Колористическая гамма «Матери с двумя детьми II» отличается от ранних работ серии. Она гораздо светлее и ярче, чем ее предшественницы. Тем не менее напряженное мрачное настроение никуда не исчезло. К чистым оранжевым, желтым и зеленым цветам Шиле примешивает грязный серо-зеленый колорит. Этот эффект лишает картину какого-либо умиротворения, добавляя к ощущению безысходности смерти момент нервного ожидания.

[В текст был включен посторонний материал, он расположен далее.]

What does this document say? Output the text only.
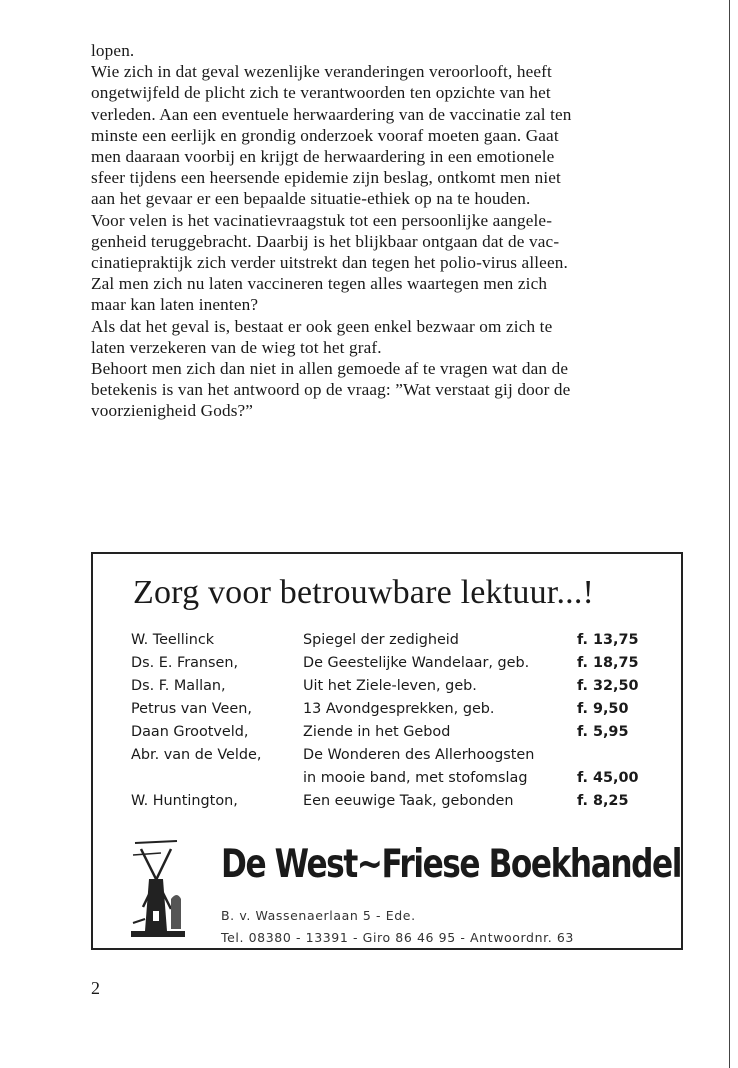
lopen.

Wie zich in dat geval wezenlijke veranderingen veroorlooft, heeft

ongetwijfeld de plicht zich te verantwoorden ten opzichte van het

verleden. Aan een eventuele herwaardering van de vaccinatie zal ten

minste een eerlijk en grondig onderzoek vooraf moeten gaan. Gaat

men daaraan voorbij en krijgt de herwaardering in een emotionele

sfeer tijdens een heersende epidemie zijn beslag, ontkomt men niet

aan het gevaar er een bepaalde situatie-ethiek op na te houden.

Voor velen is het vacinatievraagstuk tot een persoonlijke aangele-

genheid teruggebracht. Daarbij is het blijkbaar ontgaan dat de vac-

cinatiepraktijk zich verder uitstrekt dan tegen het polio-virus alleen.

Zal men zich nu laten vaccineren tegen alles waartegen men zich

maar kan laten inenten?

Als dat het geval is, bestaat er ook geen enkel bezwaar om zich te

laten verzekeren van de wieg tot het graf.

Behoort men zich dan niet in allen gemoede af te vragen wat dan de

betekenis is van het antwoord op de vraag: ”Wat verstaat gij door de

voorzienigheid Gods?”

Zorg voor betrouwbare lektuur...!
W. Teellinck	Spiegel der zedigheid	f. 13,75
Ds. E. Fransen,	De Geestelijke Wandelaar, geb.	f. 18,75
Ds. F. Mallan,	Uit het Ziele-leven, geb.	f. 32,50
Petrus van Veen,	13 Avondgesprekken, geb.	f. 9,50
Daan Grootveld,	Ziende in het Gebod	f. 5,95
Abr. van de Velde,	De Wonderen des Allerhoogsten
in mooie band, met stofomslag	f. 45,00
W. Huntington,	Een eeuwige Taak, gebonden	f. 8,25
De West~Friese Boekhandel
B. v. Wassenaerlaan 5 - Ede.
Tel. 08380 - 13391 - Giro 86 46 95 - Antwoordnr. 63
2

Данная картина Шиле завершает небольшую серию, в которой были также «Видящий собственного духа I» (1910, галерея Сент-Этьен, Нью-Йорк) и «Пророки» («Двойной автопортрет», 1911, Галерея искусств Мальборо-Герсон, Нью-Йорк). Несмотря на схожесть в композиционном построении — плоский фон, две фигуры на переднем плане, — произведения наполнены разными аллегориями. Если в «Видящем собственного духа I» Шиле наделяет свое второе «Я» фемининными чертами, то в «Двойном автопортрете» рассматривается тема противоречивости пророчеств. Главным в этой работе является стремление к спиритуальности как в визуальном, так и концептуальном разрезе. Данный подход находит более развитое выражение в «Видящем собственного духа II» («Смерть и мужчина»). Фигура мужчины, размещенная на переднем плане, трактована в абстрактной манере, но более конкретно по сравнению с изображением стоящей за ней Смерти. Смерть мягко прикасается к Жизни с каким-то смущенно-застенчивым выражением лица. Картина выполнена в темных тонах. Акцент на бестелесности Смерти Шиле делает цветом — самым светлым и ярким пятном на холсте является именно ее фигура. Складывается впечатление, что она полупрозрачна, соткана из светящейся эфирной субстанции.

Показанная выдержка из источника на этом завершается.